La Tunisie est régulièrement déstabilisée depuis la révolution par l’essor d’une mouvance jihadiste
La Tunisie était dans l'attente mercredi de la réponse des islamistes au pouvoir après la mobilisation massive dans la rue de leurs détracteurs et la suspension de la Constituante, qui ont encore approfondi la crise déclenchée par l'assassinat d'un opposant.
Le parti islamiste Ennahda, la présidence et le gouvernement d'Ali Larayedh n'avaient pas réagi mercredi dans la matinée à ce double coup de théâtre de la veille.
Ennahda, arguant de sa légitimité issue de l'élection de la Constituante en octobre 2011, a exclu depuis le début toute démission du cabinet ou dissolution de l'Assemblée nationale constituante, réclamés par les opposants.
Les islamistes ont proposé en retour une coalition élargie, un scrutin le 17 décembre, et évoqué un vague projet de référendum de sortie de crise, projet difficile à mettre en place en l'absence de Constitution et de loi électorale, deux ans et demi après la révolution.
Dans la nuit de mardi à mercredi, l'opposition, soutenue par le puissant syndicat UGTT, a tenu son plus grand rassemblement depuis le début de la crise, le 25 juillet, avec la mort par balles du député Mohamed Brahmi. Cette manifestation marquait aussi les six mois de l'assassinat de l'opposant Chokri Belaïd, deux crimes attribués à la mouvance jihadiste.
Les dizaines de milliers de Tunisiens rassemblés devant l'ANC répondaient au rassemblement massif organisé par les islamistes samedi.
Et les détracteurs du régime, qui organisent chaque nuit des rassemblements depuis la mort de Brahmi, ont prévu de maintenir la pression malgré les quatre jours chômés qui débutent jeudi pour célébrer la fin du mois de jeûne du ramadan.
Gel de la Constituante
Le président de l'ANC, Mustapha Ben Jaafar, un allié laïc des islamistes, attendait aussi la réponse de ses partenaires après sa décision surprise de geler les travaux de la Constituante, tandis que l'hétéroclite coalition d'opposition, qui va de l'extrême gauche au centre-droit, a jugé cet initiative "positive" mais "insuffisante".
M. Ben Jaafar en a appelé à l'UGTT, forte d'un demi-million de membres capables de paralyser le pays, de jouer "son rôle historique" et de "réunir autour de la table du dialogue tous les partis". Le syndicat a adopté une position médiane, réclamant le départ du gouvernement mais s'opposant à la dissolution de l'ANC.
Pour des analystes, l'heure de vérité a sonné et Ennahda et ses détracteurs n'ont plus d'autre choix que de rapprocher leurs positions.
"La position de Mustapha Ben Jaafar a pris les dirigeants d'Ennahda par surprise, ils sont dans l'impasse et ne peuvent supplanter le président de l'ANC", relève le politologue Slaheddine Jourchi.
Par ailleurs la position de l'UGTT, qui rejoint celle du patronat (Utica), va forcer chaque camp à négocier.
"Aucun parti, Ennahda compris, ne peut ignorer la position de l'UGTT qui est aussi celle de l'Utica.
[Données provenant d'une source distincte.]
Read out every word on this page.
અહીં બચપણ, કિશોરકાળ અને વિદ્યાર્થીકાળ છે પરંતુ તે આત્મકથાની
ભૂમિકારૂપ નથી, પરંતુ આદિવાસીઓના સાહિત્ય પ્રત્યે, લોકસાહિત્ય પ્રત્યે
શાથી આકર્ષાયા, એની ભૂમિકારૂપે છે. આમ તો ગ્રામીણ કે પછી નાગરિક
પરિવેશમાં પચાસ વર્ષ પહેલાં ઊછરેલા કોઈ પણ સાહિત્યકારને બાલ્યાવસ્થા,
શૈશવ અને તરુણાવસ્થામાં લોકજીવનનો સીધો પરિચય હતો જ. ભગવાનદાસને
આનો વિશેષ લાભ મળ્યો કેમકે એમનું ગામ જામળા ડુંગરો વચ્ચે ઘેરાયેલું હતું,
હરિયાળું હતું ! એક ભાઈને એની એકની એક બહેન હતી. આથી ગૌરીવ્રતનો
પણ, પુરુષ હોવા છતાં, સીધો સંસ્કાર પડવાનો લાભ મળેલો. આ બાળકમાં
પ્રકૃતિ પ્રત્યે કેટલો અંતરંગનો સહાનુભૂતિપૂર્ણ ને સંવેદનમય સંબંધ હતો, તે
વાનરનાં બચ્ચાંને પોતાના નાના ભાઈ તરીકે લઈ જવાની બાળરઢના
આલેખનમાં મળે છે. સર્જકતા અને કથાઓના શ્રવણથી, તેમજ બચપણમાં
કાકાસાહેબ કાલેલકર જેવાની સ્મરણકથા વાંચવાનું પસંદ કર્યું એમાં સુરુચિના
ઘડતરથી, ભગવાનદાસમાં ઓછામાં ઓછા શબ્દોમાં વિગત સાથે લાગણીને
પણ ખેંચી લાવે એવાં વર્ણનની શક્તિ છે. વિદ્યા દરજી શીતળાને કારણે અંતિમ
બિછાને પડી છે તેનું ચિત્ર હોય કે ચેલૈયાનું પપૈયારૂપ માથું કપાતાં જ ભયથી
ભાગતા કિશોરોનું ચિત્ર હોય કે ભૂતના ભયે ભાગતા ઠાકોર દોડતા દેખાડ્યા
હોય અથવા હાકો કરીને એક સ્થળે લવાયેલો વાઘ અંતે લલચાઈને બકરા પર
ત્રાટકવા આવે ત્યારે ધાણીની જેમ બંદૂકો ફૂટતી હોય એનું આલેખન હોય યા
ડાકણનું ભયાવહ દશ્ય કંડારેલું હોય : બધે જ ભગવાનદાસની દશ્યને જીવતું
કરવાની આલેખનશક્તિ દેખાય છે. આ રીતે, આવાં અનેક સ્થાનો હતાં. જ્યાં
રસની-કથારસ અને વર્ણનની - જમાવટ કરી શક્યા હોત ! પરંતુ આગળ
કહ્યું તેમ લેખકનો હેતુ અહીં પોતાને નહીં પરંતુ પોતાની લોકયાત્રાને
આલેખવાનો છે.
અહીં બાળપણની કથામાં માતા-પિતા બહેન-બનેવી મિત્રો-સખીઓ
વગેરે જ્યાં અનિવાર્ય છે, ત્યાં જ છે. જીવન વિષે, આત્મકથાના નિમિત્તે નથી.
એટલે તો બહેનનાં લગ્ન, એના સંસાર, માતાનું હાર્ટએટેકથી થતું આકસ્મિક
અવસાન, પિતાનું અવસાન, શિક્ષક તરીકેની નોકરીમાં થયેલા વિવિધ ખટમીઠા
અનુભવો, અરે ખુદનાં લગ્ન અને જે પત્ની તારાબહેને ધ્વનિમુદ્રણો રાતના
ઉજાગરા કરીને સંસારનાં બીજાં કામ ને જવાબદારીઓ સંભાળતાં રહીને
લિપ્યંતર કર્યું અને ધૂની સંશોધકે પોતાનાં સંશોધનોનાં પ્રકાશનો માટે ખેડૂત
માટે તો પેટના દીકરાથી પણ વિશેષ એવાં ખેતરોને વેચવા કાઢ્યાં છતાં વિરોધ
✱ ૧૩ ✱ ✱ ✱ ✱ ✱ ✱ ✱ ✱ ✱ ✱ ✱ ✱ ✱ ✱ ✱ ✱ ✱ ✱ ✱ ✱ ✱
Ennahda ne peut pas continuer sans considérer que les forces (économiques et sociales) du pays ne sont pas d'accord avec lui", souligne M. Jourchi.
Des journaux tunisiens espéraient également que les deux camps se rendent à l'évidence et, face à la division du pays, acceptent de faire des concessions.
Le quotidien La Presse relève que la Tunisie "est dans une situation explosive" et implore la classe politique de "passer du bras de fer sur les places et dans les rues à un affrontement qui est celui des arguments".
Le Quotidien, plus critique à l'égard des islamistes, estime lui que "l'heure du compromis est arrivée (pour Ennahda) et ces concessions, arrivées au compte-gouttes, vont devoir prendre plus d'ampleur pour sauver le pays tant qu'il est encore temps".
La Tunisie est régulièrement déstabilisée depuis la révolution par l'essor d'une mouvance jihadiste, et l'opposition juge Ennahda responsable de la situation, les islamistes ayant longtemps hésité à combattre ces groupuscules.
L'armée a cependant lancé une vaste opération "aérienne et terrestre" contre un groupe qui serait lié à Al-Qaïda au Mont Chaambi (à la frontière algérienne) et responsable de la mort de dix soldats depuis le 29 juillet.
La police a de son côté multiplié les opérations "antiterroristes" depuis la semaine dernière tuant dans des incidents séparés deux hommes et en arrêtant une dizaine d'autres. Ceux-ci ont été accusés de préparer des attentats et des assassinats politiques.